Жиль Вобрен отличался внушительной статью и своими заметными залысинами, крупным носом, властностью напоминал бы, в зависимости от освещения, Наполеона или Людовика XI, если бы те одевались в Лондоне. Он был всегда элегантен, верен друзьям и обладал большим чувством юмора, которое изменяло ему лишь в тех случаях, когда хоть в чем-то задевали даму его сердца. В такие моменты он становился страшен.

Сейчас, неожиданно объявившись в коридоре в поисках Морозини, он просто лучился радостью:

— Прибывают официальные лица! Тебе надо подняться! И, наверное, придется задержать толпу, пока они не обойдут все салоны, — добавил он, указывая на нескончаемую очередь истинных или ложных приглашенных, которая тянулась по двору, как вереница муравьев.

— Ты прав. Скажи этим типам из охраны, чтобы они остановили людей.

— Это будет нелегко! И откуда только они все набежали?

Когда посетителей при входе на выставку попытались приостановить, послышался шум протестующих голосов. Вобрен взял слово, чтобы воззвать к разуму: все смогут пройти, но немного позже. Народу в залах уже слишком много, и надо хотя бы церемонию открытия провести в гармоничной обстановке. В конечном счете его красноречие возобладало над эмоциями толпы, и он вместе с Альдо вновь вернулся в гостиную.

Малый Трианон, стоявший в глубине двора, благодаря гению своего архитектора Габриэля был возведен таким образом, что с южной стороны к аристократическим салонам нужно было подниматься на второй этаж, тогда как на западной стороне они занимали слегка возвышающийся над землей первый этаж, поэтому в них входили по ступенькам разной высоты.

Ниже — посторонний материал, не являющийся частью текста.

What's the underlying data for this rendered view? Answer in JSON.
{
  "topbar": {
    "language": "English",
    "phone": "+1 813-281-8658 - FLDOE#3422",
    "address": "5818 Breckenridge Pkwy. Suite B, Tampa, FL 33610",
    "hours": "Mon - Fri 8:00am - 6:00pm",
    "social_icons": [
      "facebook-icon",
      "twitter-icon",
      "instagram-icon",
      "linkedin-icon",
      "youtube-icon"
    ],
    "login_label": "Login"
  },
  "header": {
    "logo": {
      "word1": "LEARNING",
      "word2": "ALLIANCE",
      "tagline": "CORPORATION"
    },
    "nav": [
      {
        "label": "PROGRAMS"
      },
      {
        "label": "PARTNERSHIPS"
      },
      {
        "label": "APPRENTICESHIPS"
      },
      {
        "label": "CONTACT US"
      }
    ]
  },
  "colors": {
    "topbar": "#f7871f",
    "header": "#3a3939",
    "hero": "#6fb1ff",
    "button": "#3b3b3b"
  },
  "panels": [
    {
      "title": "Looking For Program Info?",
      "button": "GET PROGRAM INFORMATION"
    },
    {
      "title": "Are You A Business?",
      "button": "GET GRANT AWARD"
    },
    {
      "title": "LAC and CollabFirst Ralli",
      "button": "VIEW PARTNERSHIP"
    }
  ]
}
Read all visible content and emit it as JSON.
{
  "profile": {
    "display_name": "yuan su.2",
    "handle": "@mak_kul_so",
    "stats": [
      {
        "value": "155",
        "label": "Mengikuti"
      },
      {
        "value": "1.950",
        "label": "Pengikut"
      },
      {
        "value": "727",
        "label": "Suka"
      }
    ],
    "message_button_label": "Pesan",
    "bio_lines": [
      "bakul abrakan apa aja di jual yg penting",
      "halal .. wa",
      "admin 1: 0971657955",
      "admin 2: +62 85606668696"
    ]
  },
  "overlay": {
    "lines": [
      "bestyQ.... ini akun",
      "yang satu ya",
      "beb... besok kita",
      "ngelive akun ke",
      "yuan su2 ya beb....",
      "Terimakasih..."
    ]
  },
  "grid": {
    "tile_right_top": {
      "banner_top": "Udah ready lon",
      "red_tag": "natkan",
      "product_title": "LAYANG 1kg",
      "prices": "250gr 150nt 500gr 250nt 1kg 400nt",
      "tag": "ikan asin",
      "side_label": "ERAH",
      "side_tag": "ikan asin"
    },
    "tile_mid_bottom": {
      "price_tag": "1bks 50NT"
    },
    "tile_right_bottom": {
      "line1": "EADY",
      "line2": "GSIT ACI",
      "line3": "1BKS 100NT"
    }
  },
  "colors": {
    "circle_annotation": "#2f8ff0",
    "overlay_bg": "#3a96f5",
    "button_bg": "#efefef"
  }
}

Фасад с четырьмя выступающими коринфскими колоннами, которые служили обрамлением для трех больших окон из пяти, был самой прекрасной частью этого изящного особняка из бежевого камня — быть может, самого совершенного из всех шедевров архитектуры второй половины XVIII века. Отсюда был виден французский сад, протянувшийся до круглого пруда, над которым возвышался очаровательный павильон. Со всех сторон Трианон окружали великолепные пейзажи. Высокие своды дворцовых окон выходили на сады: цветочный на севере и ботанический на юге. Так захотел Людовик XV, просвещенный любитель редких растении. Аттик[16], имевший собственную балюстраду, находился над этажом для приемов. Там располагались личные апартаменты. Этот маленький дворец кубической формы совсем не выглядел тяжеловесным, напротив, он был чудесным образцом изящества и элегантности. Юная Мария-Антуанетта, получив его в подарок от мужа, была так очарована, что проводила в нем сначала целые дни, потом, все чаще и чаще, и ночи. В Трианоне она принимала только самых близких друзей — ту самую «клику», которую ей постоянно ставили в вину, занималась перепланировкой садов и приказала построить Деревушку[17] — красивую игрушку для взрослой девочки! В сущности, она покинула свой Трианон лишь тогда, когда ее заключили в тюрьму по требованию народа, который считал этот восхитительный уголок местом развратных оргий…

Альдо тоже обожал дворец королевы. Воздавая должное изумительному Версалю как несравненному шедевру архитектуры и памятнику истинного величия, он проникся нежностью к этой маленькой «драгоценной шкатулке», деликатная грация которой была способна покорить и молодую королеву, и мужчину с хорошим вкусом. Во многом по этой причине — в числе прочих — он решился показать публике столь дорогие ему сокровища.

Облокотившись о балюстраду, он смотрел, как длинная черная машина с шофером и лакеем на подножке останавливается у ступенек, где по распоряжению комитета дежурили лакеи в напудренных париках и в ливреях цветов королевы. Из машины вышли двое: сначала посол Соединенных Штатов Майрон Т. Херрик, старый и верный друг Франции, представлявший одновременно свою страну и мецената Джона Рокфеллера, а затем почетная председательница, которой он галантно помог покинуть автомобиль. За первой черной машиной последовала вторая — председателя Совета министров Андре Тардье[18], приехавшего без всякого официального эскорта.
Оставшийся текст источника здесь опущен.